Postcolonial Literature, Theory and Visual Culture COMPLIT5035
- Academic Session: 2022-23
- School: School of Modern Languages and Cultures
- Credits: 20
- Level: Level 5 (SCQF level 11)
- Typically Offered: Semester 2
- Available to Visiting Students: Yes
This course will explore in depth the work of several key postcolonial and decolonial theorists (Said, Spivak, Bhabha, Fanon, Mignolo, Mbembe, bell hooks, among others), and study in English translation several postcolonial literary texts, as well as cinematic and photographic works, from a range of cultures and societies across the world. .
2 hours x 11 weeks at times to be arranged.

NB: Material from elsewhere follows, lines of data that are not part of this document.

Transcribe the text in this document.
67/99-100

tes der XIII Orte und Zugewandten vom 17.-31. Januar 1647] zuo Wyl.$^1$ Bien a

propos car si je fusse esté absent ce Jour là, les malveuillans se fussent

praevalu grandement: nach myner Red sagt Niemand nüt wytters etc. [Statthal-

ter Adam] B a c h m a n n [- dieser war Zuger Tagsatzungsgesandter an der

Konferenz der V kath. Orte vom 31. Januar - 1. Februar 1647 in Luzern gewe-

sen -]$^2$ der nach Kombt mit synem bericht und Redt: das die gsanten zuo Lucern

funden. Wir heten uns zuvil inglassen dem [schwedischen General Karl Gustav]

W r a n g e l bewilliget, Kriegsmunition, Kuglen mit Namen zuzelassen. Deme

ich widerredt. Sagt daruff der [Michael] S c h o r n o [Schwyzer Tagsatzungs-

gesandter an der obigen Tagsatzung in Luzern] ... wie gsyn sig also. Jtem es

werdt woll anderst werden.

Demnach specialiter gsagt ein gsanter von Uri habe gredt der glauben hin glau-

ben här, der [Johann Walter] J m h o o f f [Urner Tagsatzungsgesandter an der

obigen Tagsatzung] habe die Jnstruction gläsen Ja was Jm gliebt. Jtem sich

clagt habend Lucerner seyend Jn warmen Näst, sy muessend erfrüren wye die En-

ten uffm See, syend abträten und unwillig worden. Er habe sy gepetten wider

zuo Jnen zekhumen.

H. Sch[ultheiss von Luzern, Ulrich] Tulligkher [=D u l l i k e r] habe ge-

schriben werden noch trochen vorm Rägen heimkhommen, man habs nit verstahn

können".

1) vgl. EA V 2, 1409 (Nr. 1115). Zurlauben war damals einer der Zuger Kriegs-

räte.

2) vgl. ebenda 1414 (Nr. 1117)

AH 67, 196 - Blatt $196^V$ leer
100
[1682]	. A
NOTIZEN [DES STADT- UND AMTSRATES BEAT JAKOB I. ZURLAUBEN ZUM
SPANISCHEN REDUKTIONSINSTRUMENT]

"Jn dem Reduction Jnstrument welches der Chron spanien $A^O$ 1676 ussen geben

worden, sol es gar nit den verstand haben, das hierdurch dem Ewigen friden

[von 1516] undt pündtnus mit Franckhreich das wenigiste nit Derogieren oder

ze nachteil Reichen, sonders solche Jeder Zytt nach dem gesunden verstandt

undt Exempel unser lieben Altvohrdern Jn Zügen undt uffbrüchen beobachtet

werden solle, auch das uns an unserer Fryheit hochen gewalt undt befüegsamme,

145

Oral presentation of 10 minutes (20%) plus final essay of 4000 words (80%),
This course aims to offer the participants the opportunity to:
■ Critically examine a range of key works in in postcolonial theory as a contextual framing of the study of related literature, film, and other visual media
■ Critically engage with the literary and cultural movements as well as theoretical trends within the historical and cultural areas covered
■ Develop advanced skills for analysing complex text with a postcolonial perspective.
Intended Learning Outcomes of Course
By the end of this course students will be able to:
■ Identify and critically evaluate major developments in postcolonial theory, literature and culture, across a range of different geographical and linguistic contexts.
■ Through oral presentation critically compare and contrast how various colonial-era and postcolonial artists and writers exemplify the ideas presented in the work of the theorists studied.
■ Critically assess the significance of selected postcolonial theories in terms of their contribution to the development of modern critical discourse as well as the field of comparative literature more broadly
■ Analyse in writing and orally one or more literary or cultural texts, films, or visual media, engaging critically with a range of relevant methodologies and theories.
Minimum Requirement for Award of Credits
Students must submit at least 75% by weight of the components (including examinations) of the course's summative assessment.